In einer Art Trainingsprogramm wird z.B. ein Social Selling Index von LinkedIn verwendet, der permanent den eigenen Status misst und damit deutlich werden lässt, wo z.B. noch Verbesserungspotenzial besteht und wo Fortschritte gemacht wurden.

Social Selling Index Michael Zachrau
Offenbar noch viel zu tun bei ‚Engage with Insights‘, Brand- und Relationship-Aufbau läuft dagegen schon prima

Wir erleben nun aber auch immer öfter Menschen und Firmen, die das Konzept des Social Selling ganz und gar nicht verstanden haben. Die z.B. ihre Werbe-Botschaften nun auch in den Sozialen Medien herausposaunen und die sich wundern, dass ihre Message nicht delektiert wird von ihren Targets.

Da werden schlichte Werbevideos einfach in Youtube gestellt, wahrscheinlich in der Hoffnung, dass die Videos viral gehen.

Da werden Bots eingesetzt, um die lästige, fehleranfällige und teure zwischenmenschliche Kommunikation einzusparen – Motto: Viel hilft viel und wer sich dadurch belästigt fühlt, kann ja aussteigen.

Wer immer für solche Entscheidungen verantwortlich sein mag, diese Personen haben das wichtigste Grundprinzip des Internets nicht verstanden: Märkte sind Gespräche, nachzulesen im Cluetrain Manifest!

 

Kunden möchten heute nicht mehr mit Cold Calls und Hard Sells  in ihrer täglichen Arbeit unterbrochen werden. Stattdessen werden potenzielle Kunden mit nützlichen Informationen versorgt und es werden Dialoge über Lösungsmöglichkeiten und Best Practices eröffnet, an denen sich Kunden mit ihren Fragen und Erfahrungen beteiligen können.

Hierbei kommt es entscheidend darauf an, dass sich Vertriebsmitarbeiter als Protagonisten zu ihrem Thema kompetent, kompatibel und sympathisch äussern.

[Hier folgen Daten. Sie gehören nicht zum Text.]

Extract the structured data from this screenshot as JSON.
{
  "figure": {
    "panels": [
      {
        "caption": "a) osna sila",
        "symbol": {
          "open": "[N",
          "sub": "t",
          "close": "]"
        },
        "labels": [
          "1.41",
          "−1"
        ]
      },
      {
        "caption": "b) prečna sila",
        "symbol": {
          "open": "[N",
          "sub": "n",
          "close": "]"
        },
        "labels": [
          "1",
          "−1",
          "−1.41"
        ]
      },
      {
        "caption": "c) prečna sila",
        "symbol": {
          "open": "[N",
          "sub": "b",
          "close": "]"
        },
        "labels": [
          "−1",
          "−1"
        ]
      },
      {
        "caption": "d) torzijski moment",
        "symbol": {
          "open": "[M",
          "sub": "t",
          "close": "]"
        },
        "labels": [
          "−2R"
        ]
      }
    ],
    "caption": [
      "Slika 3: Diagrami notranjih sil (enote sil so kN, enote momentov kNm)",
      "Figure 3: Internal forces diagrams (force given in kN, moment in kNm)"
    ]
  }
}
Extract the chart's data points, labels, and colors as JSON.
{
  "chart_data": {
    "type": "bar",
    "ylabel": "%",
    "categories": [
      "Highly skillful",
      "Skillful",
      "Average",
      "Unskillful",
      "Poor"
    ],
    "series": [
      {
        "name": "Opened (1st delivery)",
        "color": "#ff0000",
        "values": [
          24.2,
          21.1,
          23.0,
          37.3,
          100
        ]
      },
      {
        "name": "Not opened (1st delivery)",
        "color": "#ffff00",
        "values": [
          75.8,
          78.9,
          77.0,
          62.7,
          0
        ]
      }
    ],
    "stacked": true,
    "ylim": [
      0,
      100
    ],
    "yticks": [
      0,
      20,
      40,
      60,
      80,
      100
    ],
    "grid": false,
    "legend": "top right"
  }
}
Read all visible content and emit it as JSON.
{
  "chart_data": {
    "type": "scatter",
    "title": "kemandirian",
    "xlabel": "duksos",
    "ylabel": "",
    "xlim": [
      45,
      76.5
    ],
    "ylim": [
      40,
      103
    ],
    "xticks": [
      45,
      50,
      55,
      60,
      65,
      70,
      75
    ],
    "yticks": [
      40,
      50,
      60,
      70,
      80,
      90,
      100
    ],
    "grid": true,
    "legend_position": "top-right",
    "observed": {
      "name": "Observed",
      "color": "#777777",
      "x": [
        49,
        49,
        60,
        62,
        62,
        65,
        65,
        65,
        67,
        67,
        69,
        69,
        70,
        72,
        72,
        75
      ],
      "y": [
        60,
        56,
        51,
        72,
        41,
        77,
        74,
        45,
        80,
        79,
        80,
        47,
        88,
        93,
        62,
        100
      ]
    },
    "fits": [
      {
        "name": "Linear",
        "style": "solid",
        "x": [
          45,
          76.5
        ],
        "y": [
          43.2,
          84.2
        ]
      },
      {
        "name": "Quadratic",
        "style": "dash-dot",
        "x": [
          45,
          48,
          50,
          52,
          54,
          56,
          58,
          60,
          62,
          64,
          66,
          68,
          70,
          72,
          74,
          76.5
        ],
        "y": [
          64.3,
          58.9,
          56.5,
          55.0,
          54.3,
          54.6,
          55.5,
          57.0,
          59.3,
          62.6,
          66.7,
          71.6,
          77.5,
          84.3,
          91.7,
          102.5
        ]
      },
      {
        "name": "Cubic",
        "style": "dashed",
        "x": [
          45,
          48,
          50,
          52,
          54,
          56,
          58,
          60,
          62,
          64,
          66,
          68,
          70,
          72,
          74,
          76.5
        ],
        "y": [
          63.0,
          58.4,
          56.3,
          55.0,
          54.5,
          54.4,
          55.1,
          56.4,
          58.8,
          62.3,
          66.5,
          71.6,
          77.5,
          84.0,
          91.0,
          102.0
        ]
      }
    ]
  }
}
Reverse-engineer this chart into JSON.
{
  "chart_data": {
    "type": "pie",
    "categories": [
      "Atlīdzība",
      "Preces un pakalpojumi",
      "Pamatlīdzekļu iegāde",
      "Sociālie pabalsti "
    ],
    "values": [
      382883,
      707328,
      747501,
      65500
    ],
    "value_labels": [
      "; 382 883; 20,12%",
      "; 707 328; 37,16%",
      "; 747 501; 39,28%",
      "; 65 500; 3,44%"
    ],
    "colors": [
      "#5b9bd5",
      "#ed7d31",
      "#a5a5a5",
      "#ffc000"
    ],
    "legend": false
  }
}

Von den anderen Verkäufern, die auch nach entsprechenden Schulungen nicht dazu in der Lage sind, sollten eine Umschulung in Erwägung ziehen, in Frührente gehen, ins General Management aufsteigen oder doch wenigstens sich still freuen, dass ihre Kollegen ihren Job machen und damit die Firma erhalten.

Nexus

‚Death of a Salesman‘ von Arthur Miller gehört zweifellos mit zum besten, was das amerikanische Drama des 20. Jahrhunderts hervorgebracht hat.